Pages

Monday 26 September 2011

Chilling quote

George Eliot

A chilling George Eliot quote from her superb novel - Middlemarch.

Chilling? Yes - because for most of us, not just men, this is our destiny.

For the multitude of middle-aged men who go about their vocations in a daily course determined for them much in the same way as the tie of their cravats, there is always a good number who once meant to shape their own deeds and alter the world a little. The story of their coming to be shapen after the average and fit to be packed by the gross, is hardly ever told even in their consciousness; for perhaps their ardor in generous unpaid toil cooled as imperceptibly as the ardor  of other youthful loves, till one day their earlier self walked like a ghost in its old home and made the new furniture ghastly. Nothing in the world more subtle than the process of their gradual change!

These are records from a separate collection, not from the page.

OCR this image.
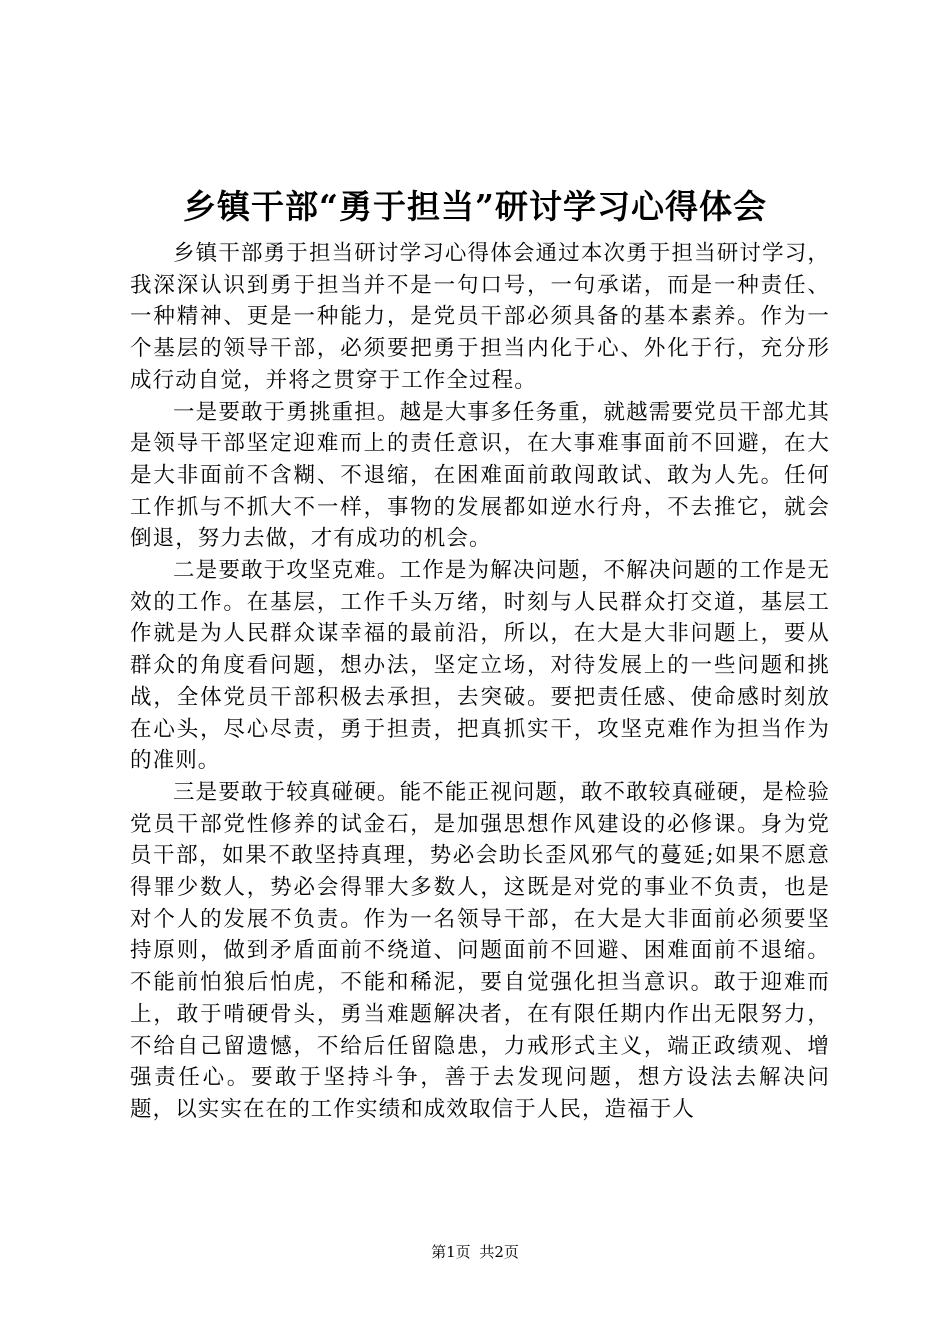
乡镇干部“勇于担当”研讨学习心得体会

乡镇干部勇于担当研讨学习心得体会通过本次勇于担当研讨学习，我深深认识到勇于担当并不是一句口号，一句承诺，而是一种责任、一种精神、更是一种能力，是党员干部必须具备的基本素养。作为一个基层的领导干部，必须要把勇于担当内化于心、外化于行，充分形成行动自觉，并将之贯穿于工作全过程。

一是要敢于勇挑重担。越是大事多任务重，就越需要党员干部尤其是领导干部坚定迎难而上的责任意识，在大事难事面前不回避，在大是大非面前不含糊、不退缩，在困难面前敢闯敢试、敢为人先。任何工作抓与不抓大不一样，事物的发展都如逆水行舟，不去推它，就会倒退，努力去做，才有成功的机会。

二是要敢于攻坚克难。工作是为解决问题，不解决问题的工作是无效的工作。在基层，工作千头万绪，时刻与人民群众打交道，基层工作就是为人民群众谋幸福的最前沿，所以，在大是大非问题上，要从群众的角度看问题，想办法，坚定立场，对待发展上的一些问题和挑战，全体党员干部积极去承担，去突破。要把责任感、使命感时刻放在心头，尽心尽责，勇于担责，把真抓实干，攻坚克难作为担当作为的准则。

三是要敢于较真碰硬。能不能正视问题，敢不敢较真碰硬，是检验党员干部党性修养的试金石，是加强思想作风建设的必修课。身为党员干部，如果不敢坚持真理，势必会助长歪风邪气的蔓延;如果不愿意得罪少数人，势必会得罪大多数人，这既是对党的事业不负责，也是对个人的发展不负责。作为一名领导干部，在大是大非面前必须要坚持原则，做到矛盾面前不绕道、问题面前不回避、困难面前不退缩。不能前怕狼后怕虎，不能和稀泥，要自觉强化担当意识。敢于迎难而上，敢于啃硬骨头，勇当难题解决者，在有限任期内作出无限努力，不给自己留遗憾，不给后任留隐患，力戒形式主义，端正政绩观、增强责任心。要敢于坚持斗争，善于去发现问题，想方设法去解决问题，以实实在在的工作实绩和成效取信于人民，造福于人

第1页 共2页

In the beginning they inhaled it unknowingly: you and I may have sent some of our breath towards infecting them, when we uttered our conforming falsities or drew our silly conclusions: or perhaps it came from the vibrations of a woman's glance.
George Eliot - Middlemarch

2 comments:

James Higham said...

There is the other side, of course and that is to be so independent that one is left out in the cold and regarded as strange. That also has its down side.

I'm going to run this with part of the quote, linking here for the full quote and make this point at my place. It's an important issue.

A K Haart said...

JH - you are right, one can be too independent - I'm pleased you find the quote useful.